Crypto Skeptics’ Supreme Risk: The Danger of Relying on Courts to Decide Crypto’s Fate
Roosevelt Institute Issue Brief
15 Pages Posted: 13 Oct 2023 Last revised: 25 Mar 2024
Date Written: March 13, 2024
Abstract
The nature of most crypto assets is contested. The industry asserts that the vast majority are commodities because of their issuers’ decentralized nature, whereas critics argue that most are securities. The former are subject to limited oversight by the Commodity Futures Trading Commission, whereas the latter are heavily regulated by the Securities and Exchange Commission. There is little overlap between the perspectives, and Congress has been unable to enact legislation clarifying crypto’s regulatory status.
With the divide between perspectives so large, the task of clarifying the regulatory regime has been given to the courts. Under a 1946 Supreme Court precedent, assets are considered securities if they meet a four-part test, which has become known as the Howey test, and courts have thus far—with one notable exception, SEC v. Ripple Labs—agreed that sales of most crypto assets subject to litigation are securities.

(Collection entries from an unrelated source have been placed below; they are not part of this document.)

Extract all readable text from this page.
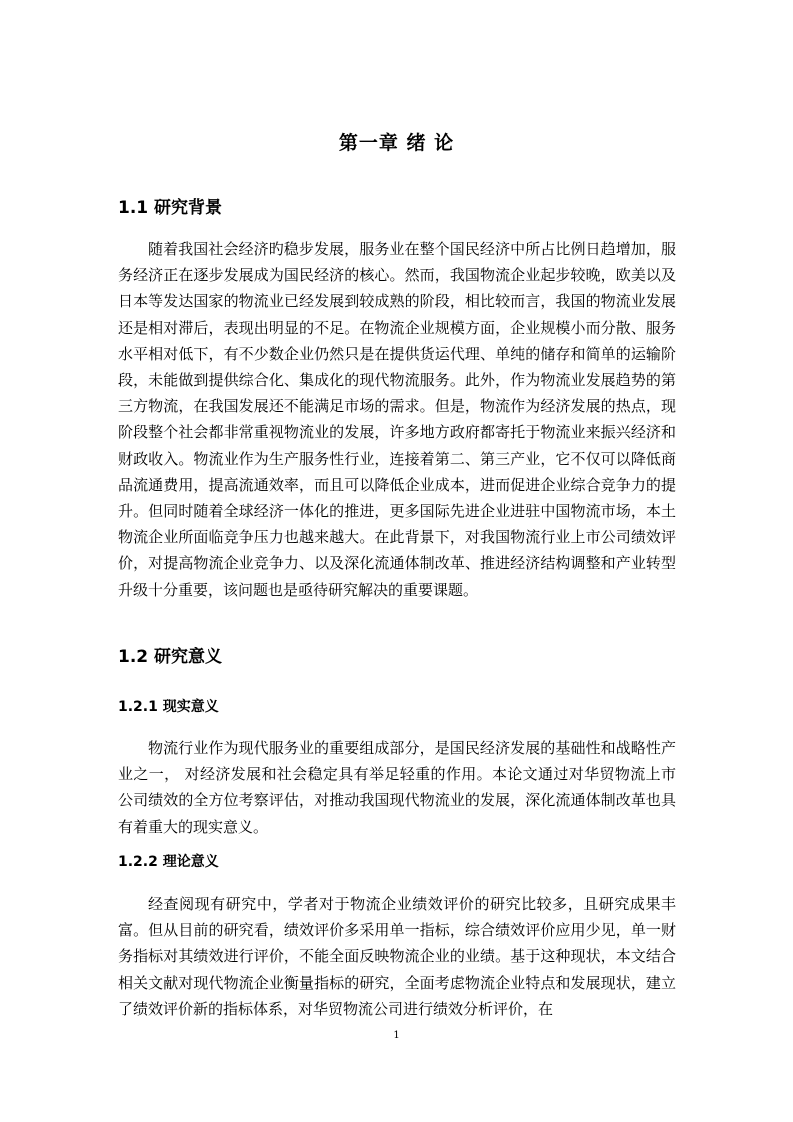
第一章 绪 论
1.1 研究背景

随着我国社会经济旳稳步发展，服务业在整个国民经济中所占比例日趋增加，服务经济正在逐步发展成为国民经济的核心。然而，我国物流企业起步较晚，欧美以及日本等发达国家的物流业已经发展到较成熟的阶段，相比较而言，我国的物流业发展还是相对滞后，表现出明显的不足。在物流企业规模方面，企业规模小而分散、服务水平相对低下，有不少数企业仍然只是在提供货运代理、单纯的储存和简单的运输阶段，未能做到提供综合化、集成化的现代物流服务。此外，作为物流业发展趋势的第三方物流，在我国发展还不能满足市场的需求。但是，物流作为经济发展的热点，现阶段整个社会都非常重视物流业的发展，许多地方政府都寄托于物流业来振兴经济和财政收入。物流业作为生产服务性行业，连接着第二、第三产业，它不仅可以降低商品流通费用，提高流通效率，而且可以降低企业成本，进而促进企业综合竞争力的提升。但同时随着全球经济一体化的推进，更多国际先进企业进驻中国物流市场，本土物流企业所面临竞争压力也越来越大。在此背景下，对我国物流行业上市公司绩效评价，对提高物流企业竞争力、以及深化流通体制改革、推进经济结构调整和产业转型升级十分重要，该问题也是亟待研究解决的重要课题。

1.2 研究意义
1.2.1 现实意义

物流行业作为现代服务业的重要组成部分，是国民经济发展的基础性和战略性产业之一， 对经济发展和社会稳定具有举足轻重的作用。本论文通过对华贸物流上市公司绩效的全方位考察评估，对推动我国现代物流业的发展，深化流通体制改革也具有着重大的现实意义。

1.2.2 理论意义

经查阅现有研究中，学者对于物流企业绩效评价的研究比较多，且研究成果丰富。但从目前的研究看，绩效评价多采用单一指标，综合绩效评价应用少见，单一财务指标对其绩效进行评价，不能全面反映物流企业的业绩。基于这种现状，本文结合相关文献对现代物流企业衡量指标的研究，全面考虑物流企业特点和发展现状，建立了绩效评价新的指标体系，对华贸物流公司进行绩效分析评价，在

1
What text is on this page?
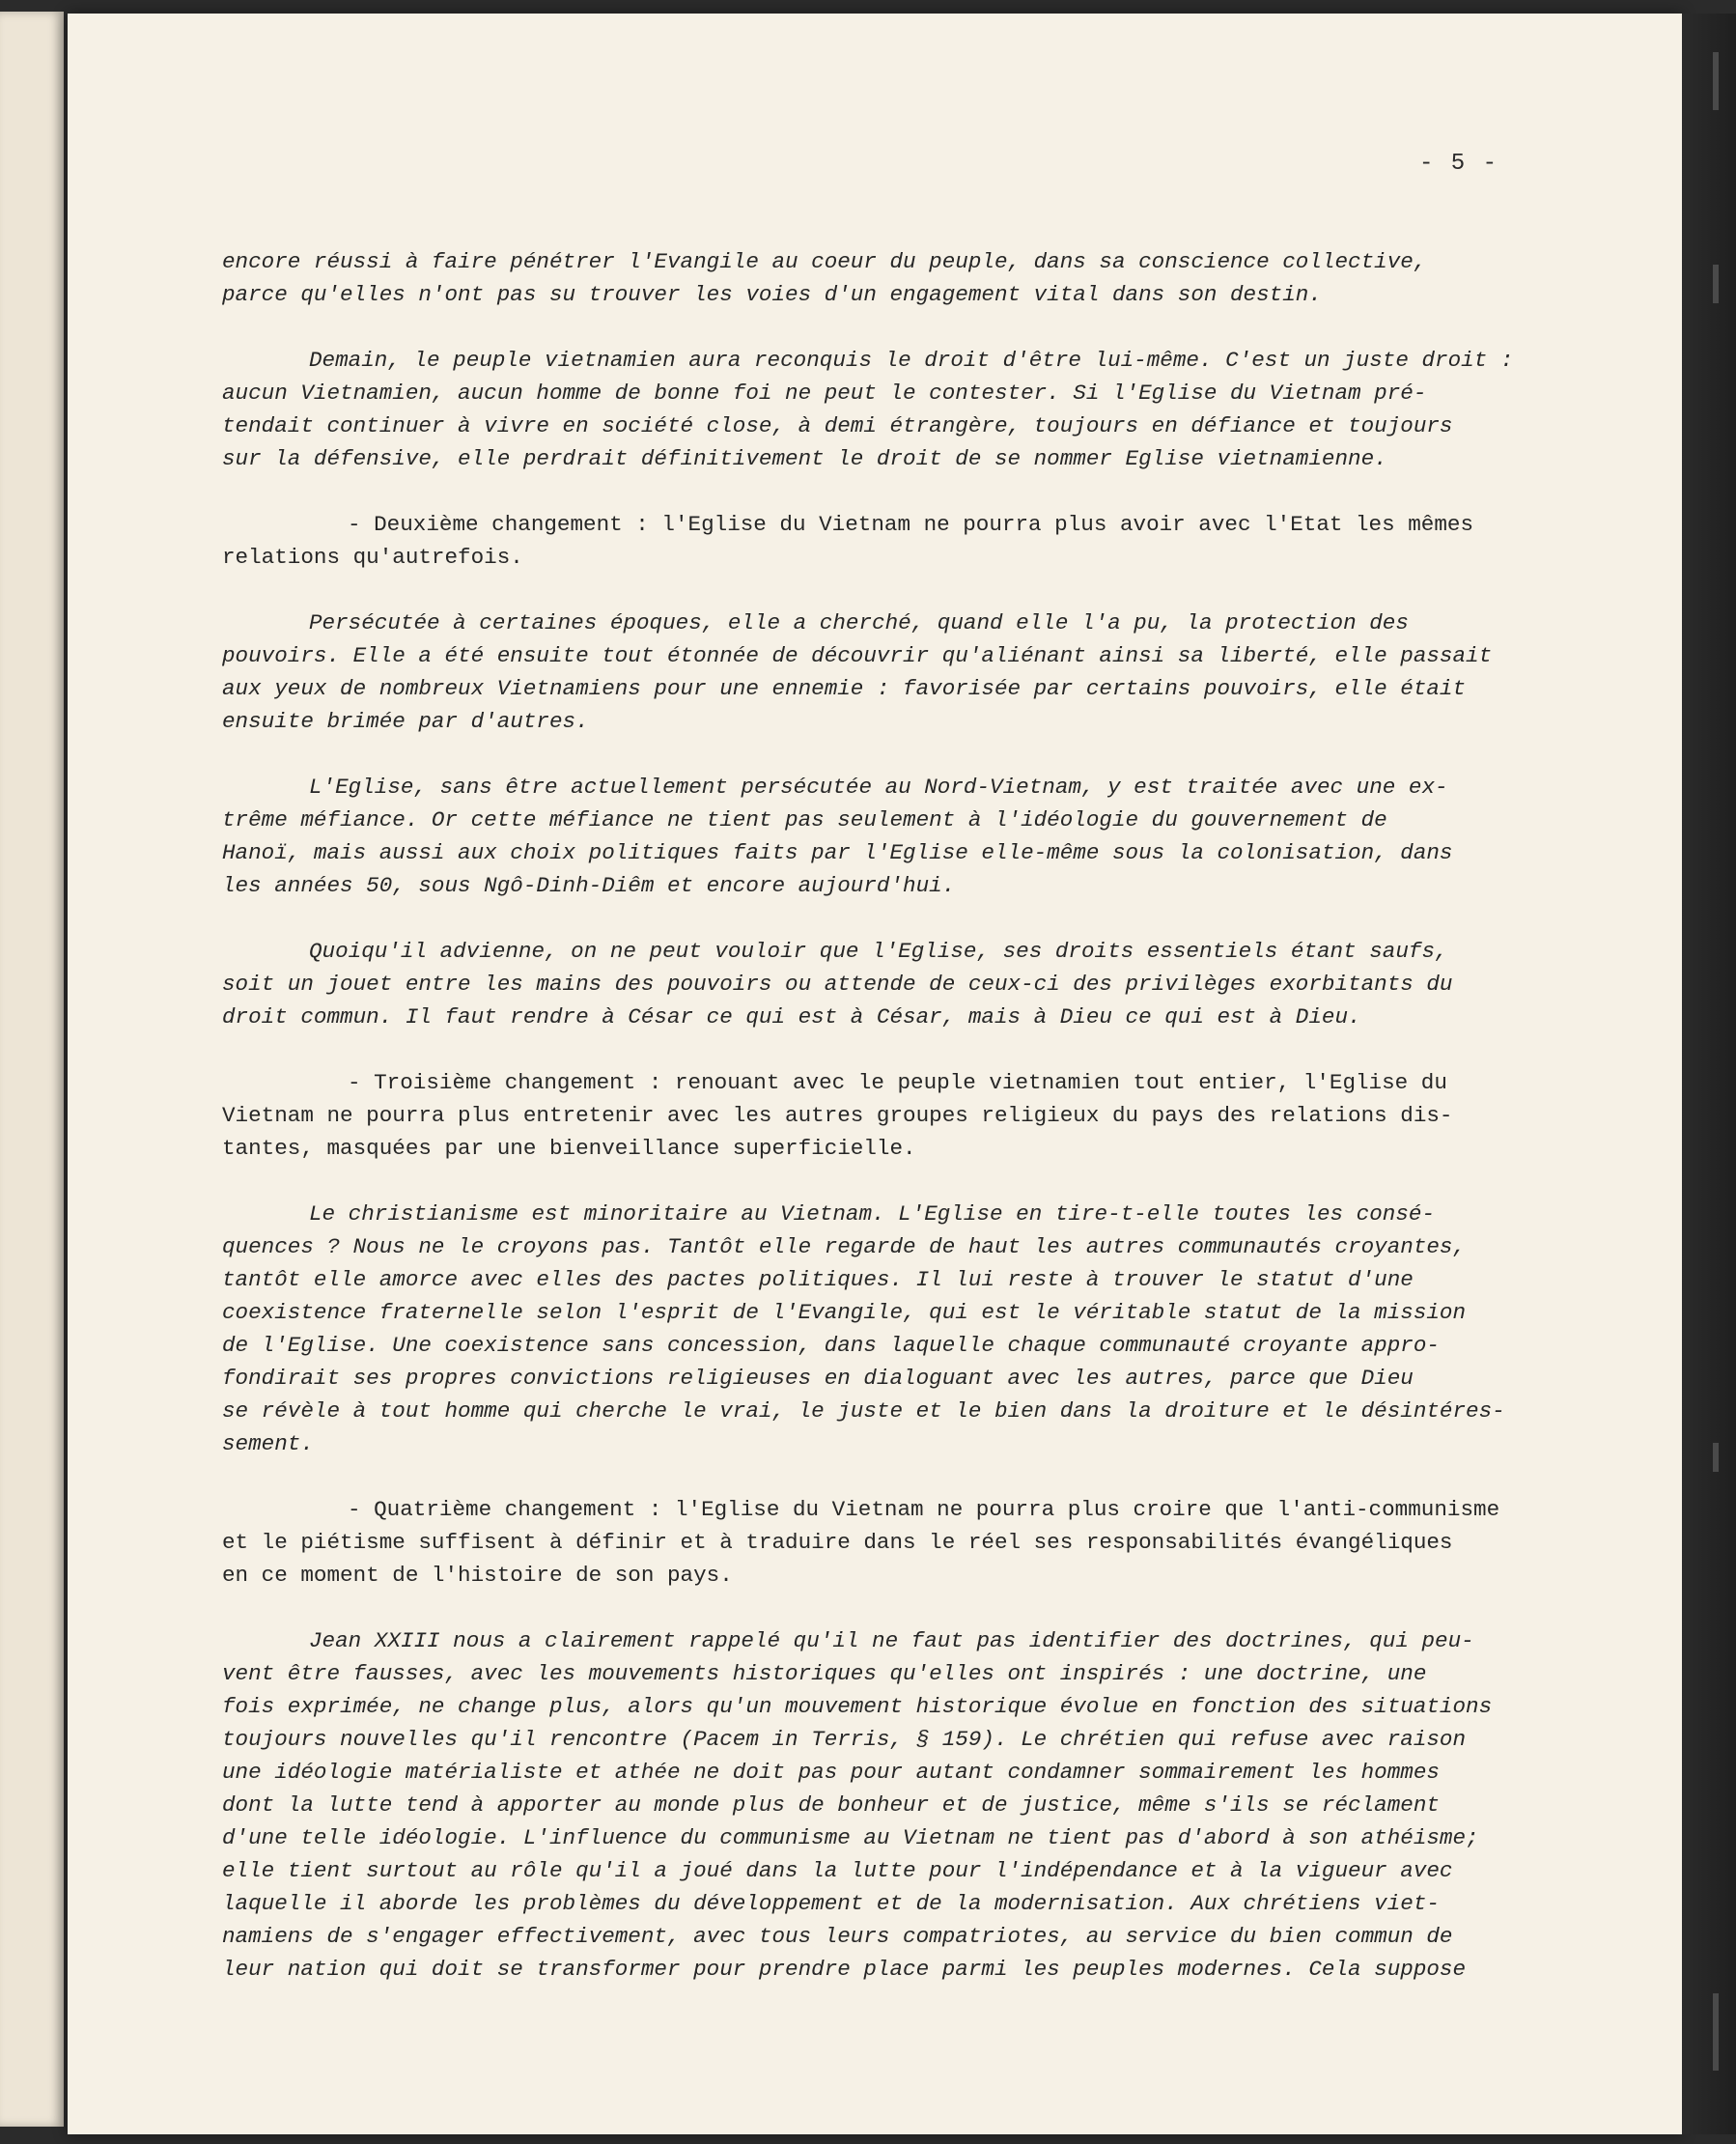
- 5 -

encore réussi à faire pénétrer l'Evangile au coeur du peuple, dans sa conscience collective,
parce qu'elles n'ont pas su trouver les voies d'un engagement vital dans son destin.

Demain, le peuple vietnamien aura reconquis le droit d'être lui-même. C'est un juste droit :
aucun Vietnamien, aucun homme de bonne foi ne peut le contester. Si l'Eglise du Vietnam pré-
tendait continuer à vivre en société close, à demi étrangère, toujours en défiance et toujours
sur la défensive, elle perdrait définitivement le droit de se nommer Eglise vietnamienne.

- Deuxième changement : l'Eglise du Vietnam ne pourra plus avoir avec l'Etat les mêmes
relations qu'autrefois.

Persécutée à certaines époques, elle a cherché, quand elle l'a pu, la protection des
pouvoirs. Elle a été ensuite tout étonnée de découvrir qu'aliénant ainsi sa liberté, elle passait
aux yeux de nombreux Vietnamiens pour une ennemie : favorisée par certains pouvoirs, elle était
ensuite brimée par d'autres.

L'Eglise, sans être actuellement persécutée au Nord-Vietnam, y est traitée avec une ex-
trême méfiance. Or cette méfiance ne tient pas seulement à l'idéologie du gouvernement de
Hanoï, mais aussi aux choix politiques faits par l'Eglise elle-même sous la colonisation, dans
les années 50, sous Ngô-Dinh-Diêm et encore aujourd'hui.

Quoiqu'il advienne, on ne peut vouloir que l'Eglise, ses droits essentiels étant saufs,
soit un jouet entre les mains des pouvoirs ou attende de ceux-ci des privilèges exorbitants du
droit commun. Il faut rendre à César ce qui est à César, mais à Dieu ce qui est à Dieu.

- Troisième changement : renouant avec le peuple vietnamien tout entier, l'Eglise du
Vietnam ne pourra plus entretenir avec les autres groupes religieux du pays des relations dis-
tantes, masquées par une bienveillance superficielle.

Le christianisme est minoritaire au Vietnam. L'Eglise en tire-t-elle toutes les consé-
quences ? Nous ne le croyons pas. Tantôt elle regarde de haut les autres communautés croyantes,
tantôt elle amorce avec elles des pactes politiques. Il lui reste à trouver le statut d'une
coexistence fraternelle selon l'esprit de l'Evangile, qui est le véritable statut de la mission
de l'Eglise. Une coexistence sans concession, dans laquelle chaque communauté croyante appro-
fondirait ses propres convictions religieuses en dialoguant avec les autres, parce que Dieu
se révèle à tout homme qui cherche le vrai, le juste et le bien dans la droiture et le désintéres-
sement.

- Quatrième changement : l'Eglise du Vietnam ne pourra plus croire que l'anti-communisme
et le piétisme suffisent à définir et à traduire dans le réel ses responsabilités évangéliques
en ce moment de l'histoire de son pays.

Jean XXIII nous a clairement rappelé qu'il ne faut pas identifier des doctrines, qui peu-
vent être fausses, avec les mouvements historiques qu'elles ont inspirés : une doctrine, une
fois exprimée, ne change plus, alors qu'un mouvement historique évolue en fonction des situations
toujours nouvelles qu'il rencontre (Pacem in Terris, § 159). Le chrétien qui refuse avec raison
une idéologie matérialiste et athée ne doit pas pour autant condamner sommairement les hommes
dont la lutte tend à apporter au monde plus de bonheur et de justice, même s'ils se réclament
d'une telle idéologie. L'influence du communisme au Vietnam ne tient pas d'abord à son athéisme;
elle tient surtout au rôle qu'il a joué dans la lutte pour l'indépendance et à la vigueur avec
laquelle il aborde les problèmes du développement et de la modernisation. Aux chrétiens viet-
namiens de s'engager effectivement, avec tous leurs compatriotes, au service du bien commun de
leur nation qui doit se transformer pour prendre place parmi les peuples modernes. Cela suppose
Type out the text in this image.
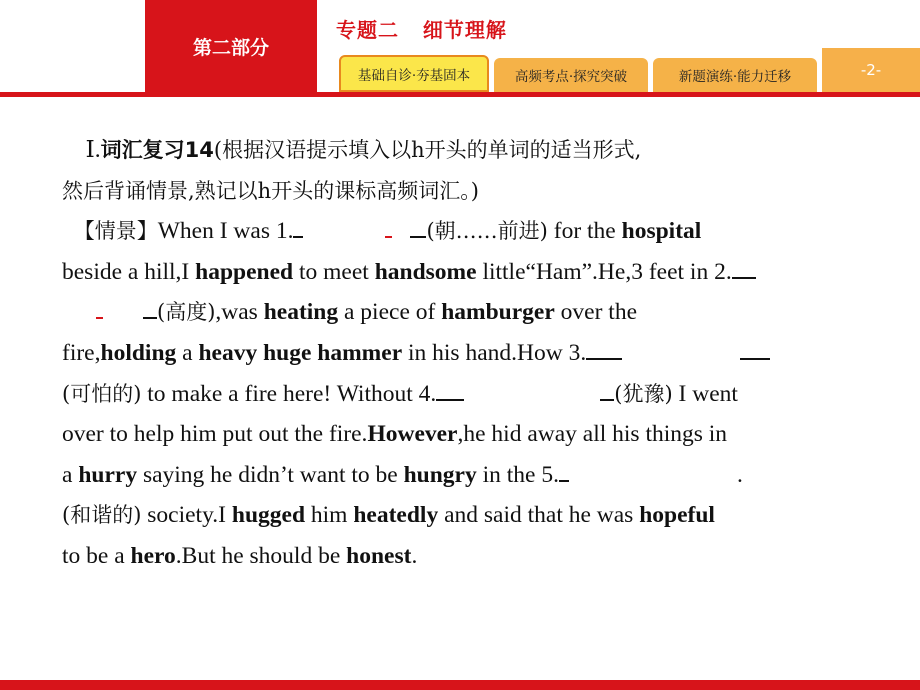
第二部分
专题二   细节理解
基础自诊·夯基固本	高频考点·探究突破	新题演练·能力迁移	-2-
Ⅰ.词汇复习14(根据汉语提示填入以h开头的单词的适当形式,
然后背诵情景,熟记以h开头的课标高频词汇。)
【情景】When I was 1.	(朝……前进) for the hospital
beside a hill,I happened to meet handsome little“Ham”.He,3 feet in 2.
(高度),was heating a piece of hamburger over the
fire,holding a heavy huge hammer in his hand.How 3.
(可怕的) to make a fire here! Without 4.	(犹豫) I went
over to help him put out the fire.However,he hid away all his things in
a hurry saying he didn’t want to be hungry in the 5.	.
(和谐的) society.I hugged him heatedly and said that he was hopeful
to be a hero.But he should be honest.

Accordingly, those skeptical of crypto assets as investment opportunities appear content to let the courts proceed, without the need for legislation at all.
This course of action—relying on the Supreme Court to be the final arbiter of which regulatory regime crypto assets are subject to—is problematic. Not only does waiting for the Court to decide mean that crypto markets will continue their unregulated operations and speculators and investors may be harmed in the interim, but there is significant risk that today’s Supreme Court will read its precedent in ways that diverge from prior interpretations, opening the floodgates to regulatory arbitrage away from the securities laws. The crypto industry has not-unconvincing legal arguments that are based in history and interpretations of Congressional intent that may persuade this Court—the most conservative in nearly a century—to ignore the language of prior precedent and narrow the securities laws’ scope.